Challenge to mandatory life-jacket bylaw doesn’t float

CALGARY — Two Calgarians think they have the right to decide whether to strap on a life-jacket for a lazy afternoon of floating down a shallow river.

CALGARY — Two Calgarians think they have the right to decide whether to strap on a life-jacket for a lazy afternoon of floating down a shallow river.

But a judge has ruled that idea doesn’t float.

Siblings Cory and Brittiany Latouche filed a constitutional challenge to a bylaw that says people must wear life-jackets at all times when they’re on a city waterway.

They started their fight after getting slapped with an automatic $500 fine for not wearing the flotation devices when drifting down the city’s slow-moving Elbow River last August.

“I think everyone’s responsible for themselves,” Brittiany said outside court.

“Yes, children and people who don’t know how to swim should be taking the extra precaution, but taking away people’s personal freedom and rights of what they’re allowed to do and what they’re not is kind of a big deal.”

The siblings argued that under the Constitution, only the federal government can make laws about waterways.

But Judge Judith Shriar ruled they failed to successfully argue that the city’s rule infringes on any of the federal government’s powers.
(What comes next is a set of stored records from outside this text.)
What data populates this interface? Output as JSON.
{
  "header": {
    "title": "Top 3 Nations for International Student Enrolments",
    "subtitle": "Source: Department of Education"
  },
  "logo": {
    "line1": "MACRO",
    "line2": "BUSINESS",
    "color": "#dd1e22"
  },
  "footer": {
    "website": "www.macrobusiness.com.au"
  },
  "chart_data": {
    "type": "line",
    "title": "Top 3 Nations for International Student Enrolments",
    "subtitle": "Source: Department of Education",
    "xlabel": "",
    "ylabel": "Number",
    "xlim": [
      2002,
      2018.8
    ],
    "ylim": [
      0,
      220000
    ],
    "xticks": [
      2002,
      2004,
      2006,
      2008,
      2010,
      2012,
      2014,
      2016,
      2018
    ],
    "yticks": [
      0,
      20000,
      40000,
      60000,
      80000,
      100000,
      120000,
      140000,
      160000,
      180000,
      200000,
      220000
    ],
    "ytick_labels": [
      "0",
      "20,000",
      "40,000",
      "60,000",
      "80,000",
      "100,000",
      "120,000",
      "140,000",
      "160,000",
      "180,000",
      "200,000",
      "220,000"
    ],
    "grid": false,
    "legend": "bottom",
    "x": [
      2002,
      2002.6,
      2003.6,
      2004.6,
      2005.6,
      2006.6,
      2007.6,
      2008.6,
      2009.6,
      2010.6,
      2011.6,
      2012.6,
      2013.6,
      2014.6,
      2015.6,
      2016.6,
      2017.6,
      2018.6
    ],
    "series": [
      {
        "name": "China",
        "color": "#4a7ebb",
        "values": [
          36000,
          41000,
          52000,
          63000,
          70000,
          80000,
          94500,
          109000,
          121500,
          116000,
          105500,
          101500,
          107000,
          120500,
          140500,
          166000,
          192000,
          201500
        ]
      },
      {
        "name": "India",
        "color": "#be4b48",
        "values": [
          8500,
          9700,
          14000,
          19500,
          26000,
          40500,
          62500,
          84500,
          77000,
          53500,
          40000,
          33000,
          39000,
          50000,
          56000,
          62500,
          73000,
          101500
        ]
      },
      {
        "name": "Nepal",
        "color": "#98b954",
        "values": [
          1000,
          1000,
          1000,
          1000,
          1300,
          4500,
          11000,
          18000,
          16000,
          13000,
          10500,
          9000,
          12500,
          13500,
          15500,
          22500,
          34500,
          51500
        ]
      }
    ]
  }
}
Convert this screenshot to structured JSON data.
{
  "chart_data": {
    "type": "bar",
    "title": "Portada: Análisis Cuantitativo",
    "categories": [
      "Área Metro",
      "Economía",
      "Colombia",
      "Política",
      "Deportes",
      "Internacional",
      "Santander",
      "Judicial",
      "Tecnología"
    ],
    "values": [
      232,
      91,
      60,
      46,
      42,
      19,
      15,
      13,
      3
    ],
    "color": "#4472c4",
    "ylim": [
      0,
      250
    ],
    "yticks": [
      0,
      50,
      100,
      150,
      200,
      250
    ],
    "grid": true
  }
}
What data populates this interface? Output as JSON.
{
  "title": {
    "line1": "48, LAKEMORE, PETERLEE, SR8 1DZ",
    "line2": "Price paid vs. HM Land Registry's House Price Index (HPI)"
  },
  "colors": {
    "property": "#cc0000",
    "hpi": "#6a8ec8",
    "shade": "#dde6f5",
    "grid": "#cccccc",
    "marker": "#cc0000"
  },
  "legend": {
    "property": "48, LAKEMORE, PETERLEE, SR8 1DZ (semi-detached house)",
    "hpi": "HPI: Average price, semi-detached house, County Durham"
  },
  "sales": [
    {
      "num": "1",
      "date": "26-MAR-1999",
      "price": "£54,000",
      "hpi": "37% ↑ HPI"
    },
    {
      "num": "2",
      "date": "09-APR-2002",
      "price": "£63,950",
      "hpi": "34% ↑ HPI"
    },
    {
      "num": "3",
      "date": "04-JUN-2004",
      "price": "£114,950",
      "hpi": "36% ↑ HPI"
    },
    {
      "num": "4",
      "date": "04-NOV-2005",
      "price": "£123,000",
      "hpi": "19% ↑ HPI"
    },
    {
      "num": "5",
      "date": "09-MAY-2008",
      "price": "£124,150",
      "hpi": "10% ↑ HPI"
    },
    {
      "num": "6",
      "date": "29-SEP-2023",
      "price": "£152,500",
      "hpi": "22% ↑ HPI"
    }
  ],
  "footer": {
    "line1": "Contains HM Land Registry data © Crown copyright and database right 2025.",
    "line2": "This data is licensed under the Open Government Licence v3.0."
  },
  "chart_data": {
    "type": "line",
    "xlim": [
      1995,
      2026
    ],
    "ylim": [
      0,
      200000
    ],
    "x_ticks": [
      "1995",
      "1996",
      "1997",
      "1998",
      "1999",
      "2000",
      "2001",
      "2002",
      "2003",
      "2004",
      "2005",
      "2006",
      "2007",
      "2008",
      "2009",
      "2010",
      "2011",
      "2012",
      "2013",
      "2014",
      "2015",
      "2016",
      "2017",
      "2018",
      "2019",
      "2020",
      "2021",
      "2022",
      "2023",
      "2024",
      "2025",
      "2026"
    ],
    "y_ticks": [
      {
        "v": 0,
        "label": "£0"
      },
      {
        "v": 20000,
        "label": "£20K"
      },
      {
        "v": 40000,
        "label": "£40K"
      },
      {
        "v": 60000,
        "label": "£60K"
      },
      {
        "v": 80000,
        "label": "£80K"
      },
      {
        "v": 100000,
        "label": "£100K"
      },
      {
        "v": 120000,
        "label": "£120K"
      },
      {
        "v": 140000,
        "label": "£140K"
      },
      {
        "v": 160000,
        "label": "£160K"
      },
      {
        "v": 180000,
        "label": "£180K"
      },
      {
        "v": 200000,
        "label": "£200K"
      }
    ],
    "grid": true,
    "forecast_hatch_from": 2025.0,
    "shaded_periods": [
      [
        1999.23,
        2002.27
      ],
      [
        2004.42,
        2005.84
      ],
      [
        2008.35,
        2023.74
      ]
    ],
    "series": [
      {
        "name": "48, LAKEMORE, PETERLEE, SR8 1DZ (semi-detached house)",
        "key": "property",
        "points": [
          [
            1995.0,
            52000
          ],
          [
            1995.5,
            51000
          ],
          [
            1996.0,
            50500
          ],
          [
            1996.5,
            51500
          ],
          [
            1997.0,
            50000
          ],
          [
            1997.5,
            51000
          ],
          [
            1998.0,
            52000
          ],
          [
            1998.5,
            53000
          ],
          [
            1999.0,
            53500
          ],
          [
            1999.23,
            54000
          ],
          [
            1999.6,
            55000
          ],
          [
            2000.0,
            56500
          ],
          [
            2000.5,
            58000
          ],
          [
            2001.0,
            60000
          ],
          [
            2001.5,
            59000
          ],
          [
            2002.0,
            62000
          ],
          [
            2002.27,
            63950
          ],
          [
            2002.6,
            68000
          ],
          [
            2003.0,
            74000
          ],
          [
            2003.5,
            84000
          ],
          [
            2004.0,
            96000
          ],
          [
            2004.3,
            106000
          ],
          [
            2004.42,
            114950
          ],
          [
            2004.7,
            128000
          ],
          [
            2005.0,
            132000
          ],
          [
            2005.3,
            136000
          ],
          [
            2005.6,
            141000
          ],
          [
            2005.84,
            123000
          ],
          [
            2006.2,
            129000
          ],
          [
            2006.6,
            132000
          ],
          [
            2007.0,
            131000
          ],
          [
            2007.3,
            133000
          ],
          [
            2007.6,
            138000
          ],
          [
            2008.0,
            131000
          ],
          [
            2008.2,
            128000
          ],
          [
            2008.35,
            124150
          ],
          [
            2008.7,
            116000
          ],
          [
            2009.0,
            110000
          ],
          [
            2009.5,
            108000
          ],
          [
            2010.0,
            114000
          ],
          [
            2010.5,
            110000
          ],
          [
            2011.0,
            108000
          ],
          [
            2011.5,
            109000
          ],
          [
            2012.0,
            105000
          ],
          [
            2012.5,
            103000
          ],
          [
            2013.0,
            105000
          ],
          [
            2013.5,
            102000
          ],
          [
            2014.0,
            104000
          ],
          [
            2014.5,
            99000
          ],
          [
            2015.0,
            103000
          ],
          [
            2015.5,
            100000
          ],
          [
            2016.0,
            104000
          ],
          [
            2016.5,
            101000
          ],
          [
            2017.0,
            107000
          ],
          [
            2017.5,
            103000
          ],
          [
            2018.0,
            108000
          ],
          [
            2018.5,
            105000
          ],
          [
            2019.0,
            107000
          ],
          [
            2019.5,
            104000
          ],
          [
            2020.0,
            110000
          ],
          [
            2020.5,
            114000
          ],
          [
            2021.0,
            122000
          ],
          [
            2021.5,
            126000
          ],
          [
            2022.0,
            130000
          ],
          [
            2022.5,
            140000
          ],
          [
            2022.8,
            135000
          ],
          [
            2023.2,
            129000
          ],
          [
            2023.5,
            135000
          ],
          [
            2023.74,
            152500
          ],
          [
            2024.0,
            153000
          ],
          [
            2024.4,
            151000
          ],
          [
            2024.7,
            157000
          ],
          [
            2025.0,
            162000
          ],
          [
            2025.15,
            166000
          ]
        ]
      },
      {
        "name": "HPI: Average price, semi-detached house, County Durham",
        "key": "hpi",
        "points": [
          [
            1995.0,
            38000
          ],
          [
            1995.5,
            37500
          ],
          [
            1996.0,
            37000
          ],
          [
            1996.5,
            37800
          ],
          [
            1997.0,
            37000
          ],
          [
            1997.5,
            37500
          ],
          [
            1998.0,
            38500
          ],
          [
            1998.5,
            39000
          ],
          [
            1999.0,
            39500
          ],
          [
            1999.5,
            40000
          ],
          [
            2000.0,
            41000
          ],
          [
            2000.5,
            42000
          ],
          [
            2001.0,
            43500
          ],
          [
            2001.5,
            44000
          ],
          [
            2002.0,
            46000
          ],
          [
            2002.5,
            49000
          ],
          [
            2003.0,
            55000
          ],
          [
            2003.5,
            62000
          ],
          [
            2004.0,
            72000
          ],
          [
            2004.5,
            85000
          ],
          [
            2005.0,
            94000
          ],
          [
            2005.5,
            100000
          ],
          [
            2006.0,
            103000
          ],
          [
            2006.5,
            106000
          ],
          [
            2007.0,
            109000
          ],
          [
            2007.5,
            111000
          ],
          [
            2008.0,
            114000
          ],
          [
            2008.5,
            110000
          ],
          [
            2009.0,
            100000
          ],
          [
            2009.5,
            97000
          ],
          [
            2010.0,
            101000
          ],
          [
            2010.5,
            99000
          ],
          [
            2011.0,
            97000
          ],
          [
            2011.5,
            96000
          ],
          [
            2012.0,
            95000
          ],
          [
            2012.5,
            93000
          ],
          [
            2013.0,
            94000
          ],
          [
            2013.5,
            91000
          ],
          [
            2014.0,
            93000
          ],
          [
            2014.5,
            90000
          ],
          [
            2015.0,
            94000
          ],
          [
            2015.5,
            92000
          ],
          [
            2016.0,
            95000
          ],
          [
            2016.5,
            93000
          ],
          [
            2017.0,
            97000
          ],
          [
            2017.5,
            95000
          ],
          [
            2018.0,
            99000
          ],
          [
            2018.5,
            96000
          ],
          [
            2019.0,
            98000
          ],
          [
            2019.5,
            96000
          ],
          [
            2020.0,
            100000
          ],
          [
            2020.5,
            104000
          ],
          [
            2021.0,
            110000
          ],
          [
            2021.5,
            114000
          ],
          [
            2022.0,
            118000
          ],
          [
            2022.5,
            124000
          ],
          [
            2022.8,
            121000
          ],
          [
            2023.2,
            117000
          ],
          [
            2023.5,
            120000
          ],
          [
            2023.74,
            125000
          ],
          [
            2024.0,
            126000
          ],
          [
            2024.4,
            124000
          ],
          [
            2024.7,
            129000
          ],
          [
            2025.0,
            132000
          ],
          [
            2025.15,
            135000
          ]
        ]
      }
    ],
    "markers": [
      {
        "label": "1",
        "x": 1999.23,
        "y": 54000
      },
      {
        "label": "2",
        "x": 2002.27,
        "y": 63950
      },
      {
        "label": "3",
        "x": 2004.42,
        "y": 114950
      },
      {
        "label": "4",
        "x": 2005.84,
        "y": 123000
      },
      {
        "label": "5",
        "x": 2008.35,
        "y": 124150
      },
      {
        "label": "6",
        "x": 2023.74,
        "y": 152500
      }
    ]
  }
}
Federal laws stipulate only that life-jackets must be in the boat or raft, not that they must be worn. City lawyer Ola Malik said the bylaw complements that rule.

“We’re protecting the lives and safety of those who engage in boating activities.”

River rafting is a popular Calgary pastime in the hot summer months. Rafts can be rented cheaply and many young people buy their own to turn into mobile partying pads along the city’s waterways.

Alcohol is forbidden, although many people openly flout that rule, with beer in coolers seen sitting in the middle of the rafts. People who live along the river have also complained about rowdy and disrespectful behaviour.

The siblings were floating on the more shallow part of the river, which is at times only inches deep. They pointed out it’s ridiculous to require life-jackets be worn in water where rafts need to be carried over bits so shallow they won’t float.

But Malik said there are still boating accidents and the occasional death.

“The reality is, people drink, they become intoxicated, people can drown in very shallow waters,” he said.

“We’re not only trying to protect those people who engage in those activities, but (police), fire, other bylaw officers who are going in to rescue these people.”

The Latouche siblings admitted that they didn’t even have life-jackets in the boat as required by federal law. They plan to appeal.

Cory said he’ll be back on the water this summer without a life-jacket. He said he might be open to paying for a rescue, if that ever became an issue.

“I took the risk of going down the river myself without a life-jacket. I know there’s consequences to my decisions.”